A dificuldade de apresentar propostas claras nesse sentido é, de fato, um nó para a terceira via, que não conseguiu colocar com clareza o seu ponto de vista no debate. Mas isso é só consequência de outros problemas. Um dos principais é a fragmentação do “centro democrático’, que dificulta uma identificação por parte do eleitor que está disposto a trocar os dois polos da corrida por uma alternativa. Além de fragmentado, há muita relutância entre os envolvidos em abdicar de protagonismo. Questionado no PSDB, Doria não abre mão da cabeça de chapa, assim como Simone e Bivar, cujo partido, inclusive, já desembarcou das conversas sobre uma candidatura única. O que os une mais no momento é a dificuldade de pontuar bem nas pesquisas. Ciro Gomes, estacionado há um ano na casa dos 7% de intenções de voto, também não admite desistir da candidatura para tentar uma composição — nas últimas semanas, passou a flertar com o PSD de Gilberto Kassab e com o próprio União Brasil para tentar capitalizar apoios em meio à deterioração do grupo de centro. Para complicar, o MDB tem uma guerra interna entre lulistas e bolsonaristas, e pouca gente disposta a bancar o nome de Tebet.
Outro problema para o bloco é a peculiaridade desta eleição, que envolve um ex-presidente, que deixou o governo com boa aprovação popular, e o atual, que, apesar dos erros variados que comete, vê a sua avaliação melhorar, o que pode dar à disputa um caráter plebiscitário. Nunca houve uma disputa entre dois candidatos que já tivessem comandado o país. “Diferentemente dos demais, as intenções de voto em Lula e Bolsonaro estão associadas às suas avaliações de governo”, diz o sociólogo e cientista político Antonio Lavareda.
Embora não seja tão comum, a eleição presidencial já comportou algumas viradas históricas. Em 1989, durante boa parte da corrida, a polarização se deu entre Fernando Collor (PRN) e Leonel Brizola (PDT), mas Lula superou o pedetista por 1 ponto porcentual e foi ao segundo turno. Em agosto de 2014, Marina Silva (PSB) chegou a liderar a corrida com 34% (empatada com Dilma) em agosto, após ter herdado a vaga em razão da morte de Eduardo Campos em um acidente aéreo. Mas foi alvejada pela artilharia da propaganda petista e naufragou na reta final, perdendo inclusive o segundo lugar para Aécio Neves (PSDB). As disparadas de Wilson Witzel ao governo do Rio em 2018 e a surpreendente vitória de Emmanuel Macron na França em 2017 — que fundara o partido seis meses antes — são outros exemplos citados pelos especialistas para mostrar que a transferência de votos pode ocorrer.
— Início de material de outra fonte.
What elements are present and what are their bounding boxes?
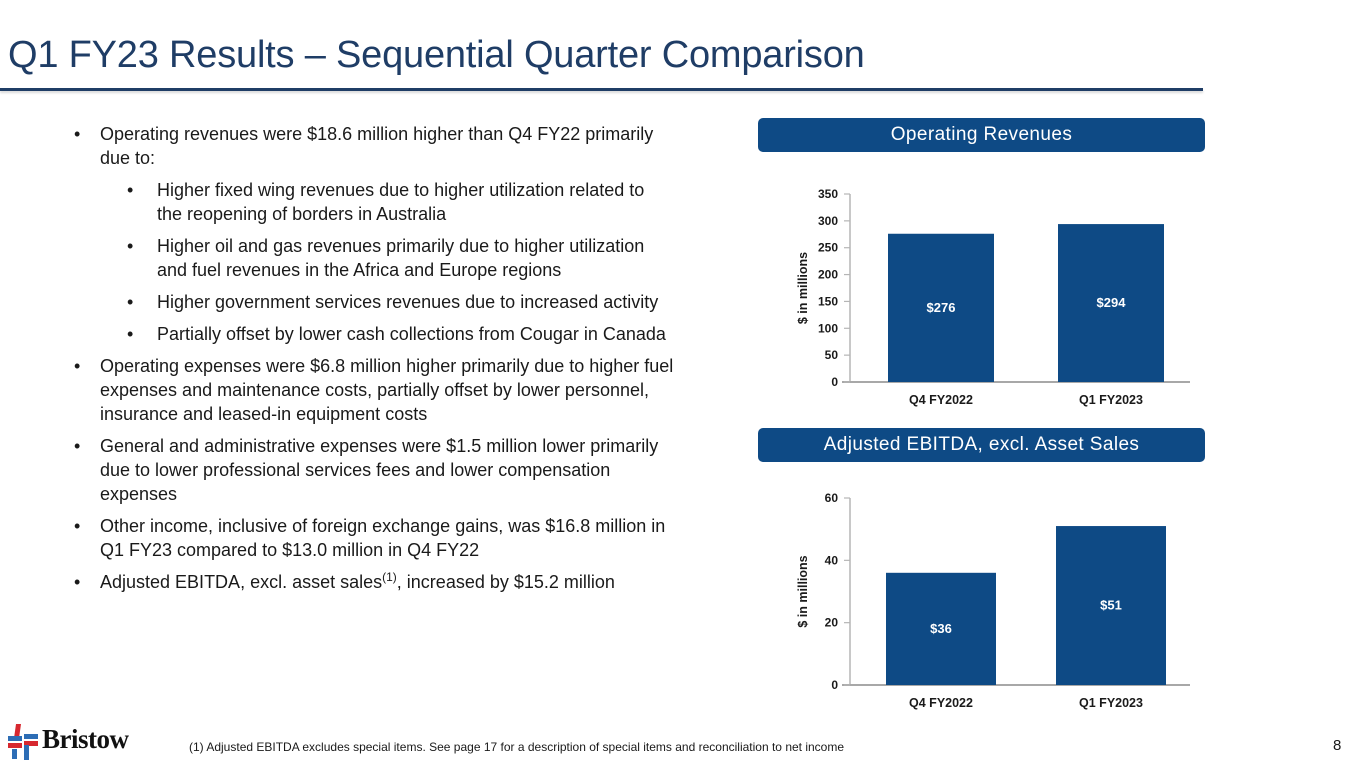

O aspecto da imprevisibilidade se torna mais relevante num país que, nas últimas duas eleições, testemunhou um acidente de avião e um atentado à faca envolvendo presidenciáveis, incidentes que influenciaram o rumo da disputa a poucos meses do pleito. A corrida atual ao Palácio do Planalto tem, claro, os seus favoritos, mas é cedo para a concorrência jogar a toalha em um país no qual o improvável sempre pode acontecer. Cinco meses no Brasil, ainda mais na política, é uma eternidade.